The Controlled Substances Act was enacted into law in 1970, and has subsequently amended, expanded, amended, amended again, and expanded.
Then, just to be safe, expanded.
Local, State, Federal, and International Law has grown almost exponentially.
Both costs associated with enforcing drug laws and profits from illegal drug trafficking have also grown exponentially, with no hint of abating.
Political consequences abound.
The estimated number of arrests for drug abuse violations for adults has been increasing, while the number for juveniles stabilized.

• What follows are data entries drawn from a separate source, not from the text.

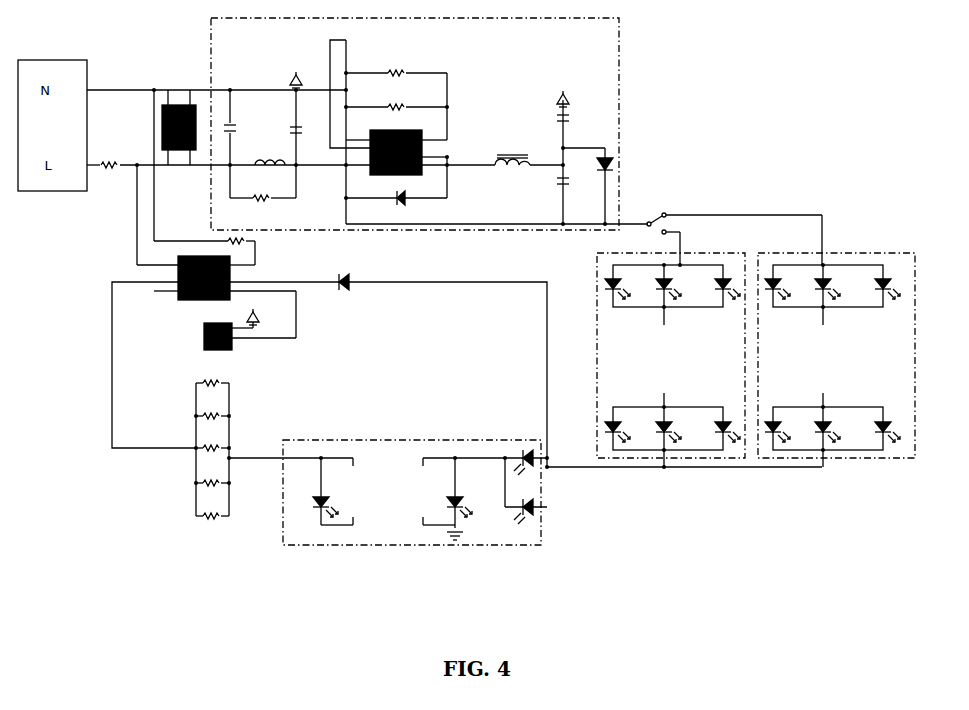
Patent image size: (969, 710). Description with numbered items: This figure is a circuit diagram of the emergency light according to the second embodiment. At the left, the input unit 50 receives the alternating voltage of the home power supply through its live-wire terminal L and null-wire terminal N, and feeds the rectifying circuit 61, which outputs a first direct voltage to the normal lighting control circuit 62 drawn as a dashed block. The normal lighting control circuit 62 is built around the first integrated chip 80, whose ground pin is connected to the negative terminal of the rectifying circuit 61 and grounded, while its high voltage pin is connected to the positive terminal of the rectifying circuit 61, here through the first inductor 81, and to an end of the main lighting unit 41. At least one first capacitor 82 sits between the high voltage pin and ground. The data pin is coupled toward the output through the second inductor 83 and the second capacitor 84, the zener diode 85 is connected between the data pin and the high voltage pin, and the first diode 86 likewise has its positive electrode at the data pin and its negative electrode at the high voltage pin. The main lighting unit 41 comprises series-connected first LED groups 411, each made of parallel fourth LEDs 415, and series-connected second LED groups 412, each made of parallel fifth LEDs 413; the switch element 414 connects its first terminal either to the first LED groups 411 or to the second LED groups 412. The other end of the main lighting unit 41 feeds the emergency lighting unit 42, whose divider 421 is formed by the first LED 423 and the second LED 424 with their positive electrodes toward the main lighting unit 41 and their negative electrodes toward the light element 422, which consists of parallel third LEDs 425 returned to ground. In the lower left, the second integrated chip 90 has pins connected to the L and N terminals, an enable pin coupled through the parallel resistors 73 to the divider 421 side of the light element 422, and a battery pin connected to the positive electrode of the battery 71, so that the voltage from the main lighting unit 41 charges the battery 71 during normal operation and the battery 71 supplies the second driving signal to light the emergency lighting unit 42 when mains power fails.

The input unit 50 is at (87, 70).
The rectifying circuit 61 is at (173, 103).
The normal lighting control circuit 62 is at (622, 48).
The first integrated chip 80 is at (405, 130).
The first inductor 81 is at (267, 160).
The first capacitor 82 is at (237, 124).
The second inductor 83 is at (510, 152).
The second capacitor 84 is at (555, 182).
The zener diode 85 is at (618, 168).
The first diode 86 is at (343, 292).
The second integrated chip 90 is at (245, 272).
The battery 71 is at (200, 340).
The resistors 73 is at (213, 520).
The main lighting unit 41 is at (752, 388).
The first LED groups 411 is at (656, 388).
The second LED groups 412 is at (843, 369).
The fifth LEDs 413 is at (900, 286).
The switch element 414 is at (652, 212).
The fourth LEDs 415 is at (606, 288).
The emergency lighting unit 42 is at (451, 502).
The divider 421 is at (555, 485).
The light element 422 is at (435, 545).
The first LED 423 is at (527, 440).
The second LED 424 is at (538, 515).
The third LEDs 425 is at (313, 515).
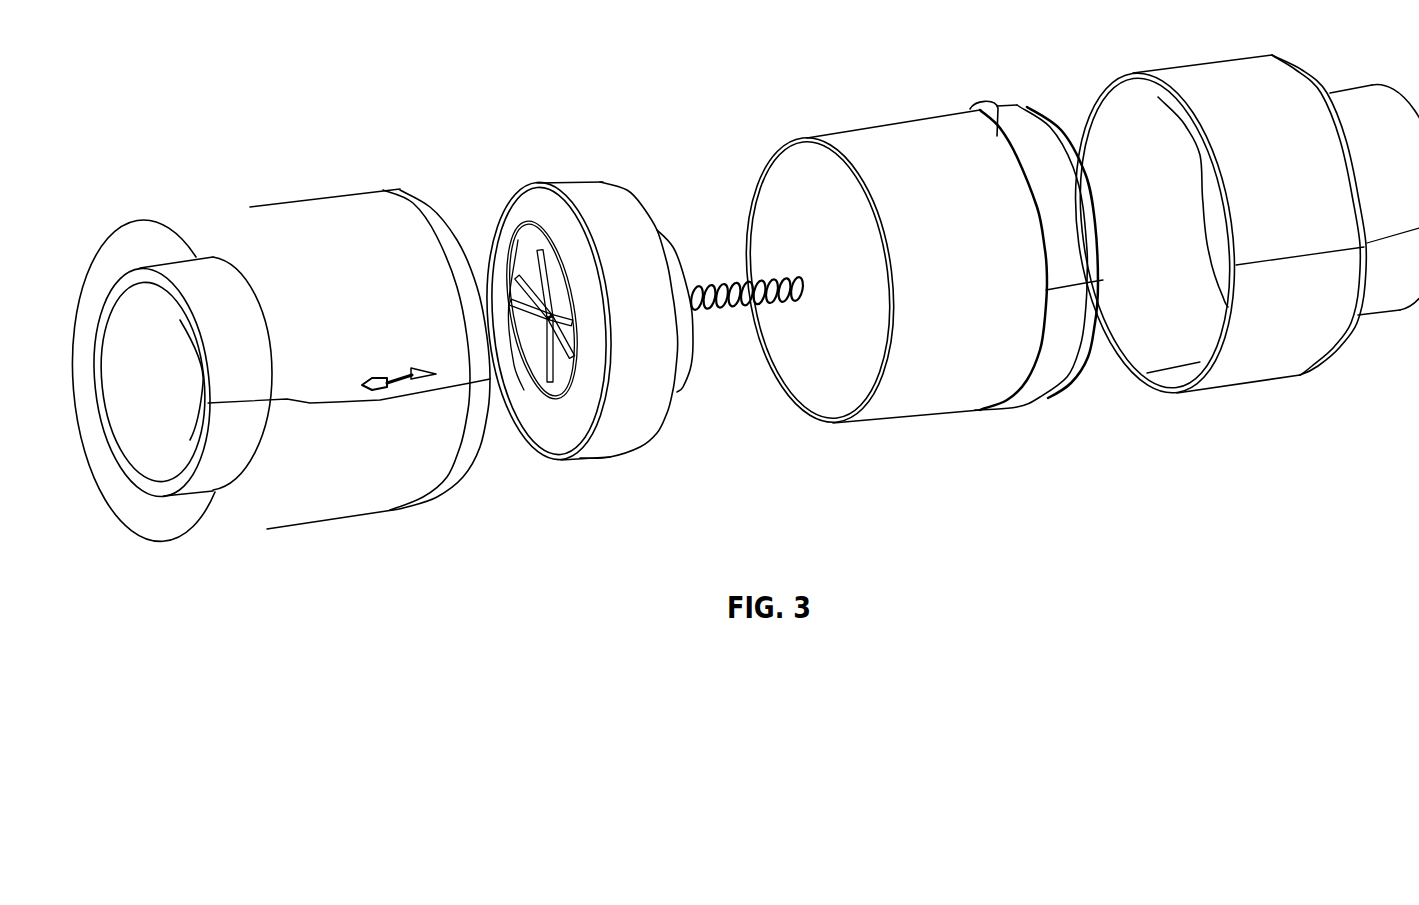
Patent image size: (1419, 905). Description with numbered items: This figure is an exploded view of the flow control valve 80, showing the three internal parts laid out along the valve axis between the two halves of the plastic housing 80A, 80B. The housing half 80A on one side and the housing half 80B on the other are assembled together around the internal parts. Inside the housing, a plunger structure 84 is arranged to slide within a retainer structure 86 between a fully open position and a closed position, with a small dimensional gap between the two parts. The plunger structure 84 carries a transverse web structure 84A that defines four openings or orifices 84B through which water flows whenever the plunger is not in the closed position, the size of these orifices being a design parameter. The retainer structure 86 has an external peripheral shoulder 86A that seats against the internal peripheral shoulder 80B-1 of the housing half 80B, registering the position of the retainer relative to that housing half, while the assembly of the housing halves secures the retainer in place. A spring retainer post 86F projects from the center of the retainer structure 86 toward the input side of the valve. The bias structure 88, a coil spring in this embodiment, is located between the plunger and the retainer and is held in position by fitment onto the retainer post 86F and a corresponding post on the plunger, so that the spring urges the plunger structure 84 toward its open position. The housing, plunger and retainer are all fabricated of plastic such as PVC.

In 2002 about a quarter of convicted property and drug offenders had committed their crimes to get money for drugs, compared to 5% of violent and public order offenders. In 1997, 19% of State prisoners and 16% of Federal inmates said they committed their current offense to obtain money for drugs. These percentages represent a slight increase from 1991, when 17% of State and 10% of Federal prisoners identified drug money as a motive for their current offense. The Uniform Crime Reporting Program (UCR) of the Federal Bureau of Investigation (FBI) reported that in 2005, 4.0% of the 14,860 homicides in which circumstances were known were narcotics related. Murders that occurred specifically during a narcotics felony, such as drug trafficking or manufacturing, are considered drug related.
Drug use in this country from 1979 until 2001 was as follows.
As Will Rogers once famously said, "We don't seem to be able to check crime, so why not legalize it and then tax it out of business."